Tão querido era aquele touro que, depois que morreu, a carcaça da sua cabeça ornamentava o portão de entrada da Fazenda Itaúna. Segundo consta, quando Lindolfo Monteverde articulava a fundação do Boi bumbá Garantido, a sugestão para o nome do referido bumbá viera da histórica Fazenda Itaúna, em Parintintins, mais precisamente do ilustre patriarca português, João Ferreira Novo. Segundo o saudoso Rui Mendes, a sugestão viera, através do também saudoso Valdir Viana.
Significa dizer que Antônio Arigó e o sr. João Ferreira Novo tinham conhecimento de que os nomes Garantido e Caprichoso, na cultura do boi enquanto forma de expressão ou de manifestação festiva vieram do outo lado do oceano. Vieram entre os elementos ibéricos e que entrelaçados aos elementos sul-americanos foram utilizados na construção da cultura projetada para as Américas Portuguesas.

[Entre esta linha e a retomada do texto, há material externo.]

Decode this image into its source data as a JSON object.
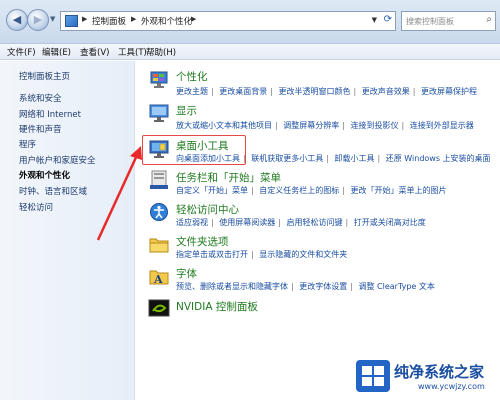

Retornando à reunião de fundação do Boi Caprichoso, fato foi que discutida a escolha dos diretamente responsáveis, Pedro Cid, aos 16 anos de idade, foi proclamado chefe e seu irmão, Artur Cid, também conhecido como Feliz Cid e Feliz do Roque, aos 14 anos de idade, foi proclamado amo do boi. Feito assim, em junho do ano seguinte, 1927, o Boi bumbá Caprichoso se apresentava pela primeira vez em Parintins. Esta quinta versão conduz ao entendimento de que o Boi bumbá Caprichoso surgiu enquanto boi mirim. Fato é que entre os notáveis, eis os seus brincantes fundadores:
Pedro Cid;
Nascimento Cid;
Artur Cid;
Luís Gonzaga;
Gito da Maninha;
Antônio bobó (boboí);
Mundinho da Carolina;
Rapaziada do bairro da Francesa.
Convidados especiais:
Lindolfo Monteverde (que levou companheiros);
Antônio Arigó (que desceu de Manaus);
Emídio Souza (e companheiros do Aninga);
Manoel Leocádio (e companheiros do Aninga).
Fonte: TENÓRIO, Basílio, 2016, p. 87/88.